17. In fixing rates under the Packers & Stockyards Act, the Secretary of Agriculture was not estopped by findings and allowances made in an earlier proceeding which was abandoned. P. 298 U. S. 63.
18. In fixing rates of a stockyards company, a hotel run at a loss and not helpful to the stockyards business is properly excluded from the rate base. P. 298 U. S. 57.
19. Land, as part of the property valued in fixing rates, should be allowed its fair market value for all available uses and purposes, including value due to special adaptation to particular purposes, but excluding increments of value due to the public use. P. 298 U. S. 59.
20. In fixing rates, a separate allowance of going concern value supported only by assumptions and speculations of an expert, held properly denied. P. 298 U. S. 62.
21. In fixing rates for stockyards service, it was open to the Secretary of Agriculture to increase a company's charges for the use of feed lots, owned by it and included in the rate base, upon the ground that the existing charges produced discrimination and should be made reasonable for all customers, and it was not necessary to permit the company an alternative in removing the discrimination.

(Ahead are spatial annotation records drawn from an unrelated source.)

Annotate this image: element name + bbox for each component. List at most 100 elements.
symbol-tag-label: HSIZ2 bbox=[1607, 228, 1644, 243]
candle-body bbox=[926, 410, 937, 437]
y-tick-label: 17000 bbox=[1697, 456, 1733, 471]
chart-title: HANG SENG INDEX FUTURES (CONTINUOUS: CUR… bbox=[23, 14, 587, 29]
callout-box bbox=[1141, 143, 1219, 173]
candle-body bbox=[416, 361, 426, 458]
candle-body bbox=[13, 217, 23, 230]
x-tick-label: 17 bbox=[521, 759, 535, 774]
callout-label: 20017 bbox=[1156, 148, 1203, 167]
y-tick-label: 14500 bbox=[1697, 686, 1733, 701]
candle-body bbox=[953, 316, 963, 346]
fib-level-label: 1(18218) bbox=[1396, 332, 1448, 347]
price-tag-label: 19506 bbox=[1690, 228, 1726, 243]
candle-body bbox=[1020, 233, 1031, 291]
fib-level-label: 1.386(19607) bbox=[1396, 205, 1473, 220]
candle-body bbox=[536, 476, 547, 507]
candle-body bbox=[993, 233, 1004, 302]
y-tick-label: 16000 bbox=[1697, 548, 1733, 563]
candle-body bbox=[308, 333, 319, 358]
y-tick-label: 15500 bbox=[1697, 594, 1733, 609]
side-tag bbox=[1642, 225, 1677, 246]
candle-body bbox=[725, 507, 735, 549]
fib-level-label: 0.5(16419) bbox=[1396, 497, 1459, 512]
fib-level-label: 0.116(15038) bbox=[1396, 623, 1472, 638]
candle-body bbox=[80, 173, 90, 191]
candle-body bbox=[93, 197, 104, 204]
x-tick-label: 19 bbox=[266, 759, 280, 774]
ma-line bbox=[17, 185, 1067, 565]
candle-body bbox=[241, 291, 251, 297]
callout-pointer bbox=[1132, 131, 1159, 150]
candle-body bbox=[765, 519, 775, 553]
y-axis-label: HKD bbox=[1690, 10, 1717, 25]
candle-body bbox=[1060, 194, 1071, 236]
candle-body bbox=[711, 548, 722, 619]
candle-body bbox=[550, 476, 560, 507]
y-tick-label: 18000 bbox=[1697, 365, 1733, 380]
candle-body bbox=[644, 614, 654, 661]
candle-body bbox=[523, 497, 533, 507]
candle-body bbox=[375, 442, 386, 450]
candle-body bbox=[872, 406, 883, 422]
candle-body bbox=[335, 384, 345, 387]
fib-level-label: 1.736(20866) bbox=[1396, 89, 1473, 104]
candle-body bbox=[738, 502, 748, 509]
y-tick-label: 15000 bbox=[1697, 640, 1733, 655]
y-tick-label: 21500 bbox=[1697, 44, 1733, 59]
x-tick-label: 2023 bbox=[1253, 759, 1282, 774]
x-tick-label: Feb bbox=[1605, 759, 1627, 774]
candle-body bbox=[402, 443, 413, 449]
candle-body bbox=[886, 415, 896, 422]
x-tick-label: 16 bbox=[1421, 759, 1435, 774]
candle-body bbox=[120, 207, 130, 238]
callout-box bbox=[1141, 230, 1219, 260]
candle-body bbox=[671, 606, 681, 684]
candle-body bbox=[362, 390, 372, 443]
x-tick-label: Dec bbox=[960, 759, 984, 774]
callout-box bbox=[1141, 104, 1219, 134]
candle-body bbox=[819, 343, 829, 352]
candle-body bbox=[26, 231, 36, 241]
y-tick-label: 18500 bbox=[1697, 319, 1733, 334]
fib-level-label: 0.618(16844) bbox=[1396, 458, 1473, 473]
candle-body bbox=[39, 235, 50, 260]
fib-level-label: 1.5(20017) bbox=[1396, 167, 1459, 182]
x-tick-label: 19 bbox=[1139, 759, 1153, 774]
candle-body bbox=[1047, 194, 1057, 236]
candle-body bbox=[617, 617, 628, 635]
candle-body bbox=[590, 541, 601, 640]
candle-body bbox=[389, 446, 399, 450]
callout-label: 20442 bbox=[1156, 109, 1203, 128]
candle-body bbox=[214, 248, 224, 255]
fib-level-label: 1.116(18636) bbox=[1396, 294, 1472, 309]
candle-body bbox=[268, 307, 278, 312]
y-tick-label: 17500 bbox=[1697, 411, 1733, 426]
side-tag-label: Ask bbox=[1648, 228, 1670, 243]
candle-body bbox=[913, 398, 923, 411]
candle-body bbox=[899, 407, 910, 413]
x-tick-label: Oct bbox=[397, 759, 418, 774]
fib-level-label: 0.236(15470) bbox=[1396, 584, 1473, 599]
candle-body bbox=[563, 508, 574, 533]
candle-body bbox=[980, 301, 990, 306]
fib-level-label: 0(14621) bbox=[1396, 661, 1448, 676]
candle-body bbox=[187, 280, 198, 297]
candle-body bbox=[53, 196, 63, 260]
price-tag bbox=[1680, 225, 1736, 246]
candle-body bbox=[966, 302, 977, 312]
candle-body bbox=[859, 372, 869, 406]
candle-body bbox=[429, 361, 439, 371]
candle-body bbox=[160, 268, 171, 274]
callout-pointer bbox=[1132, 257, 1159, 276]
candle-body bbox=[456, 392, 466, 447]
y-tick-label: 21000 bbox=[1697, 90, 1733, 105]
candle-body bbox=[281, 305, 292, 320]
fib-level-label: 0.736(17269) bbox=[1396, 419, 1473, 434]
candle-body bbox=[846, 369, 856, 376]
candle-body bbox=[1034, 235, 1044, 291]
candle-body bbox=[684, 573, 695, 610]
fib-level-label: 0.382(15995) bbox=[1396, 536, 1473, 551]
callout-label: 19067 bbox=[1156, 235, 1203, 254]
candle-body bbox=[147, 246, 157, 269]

P. 298 U. S. 67.
22. In fixing rates under the Act, the Secretary may classify them. P. 298 U. S. 69.
23. If rates, reasonable when fixed under the Packers & Stockyards Act, are shown by subsequent test to have become unreasonably low, application may be made to the Secretary of Agriculture to have them modified. P. 298 U. S. 72.
11 F. Supp. 322 affirmed.
Appeal from a decree of the District Court of three judges which dismissed a bill to enjoin enforcement of rates fixed by the Secretary of Agriculture under the Packers & Stockyards Act.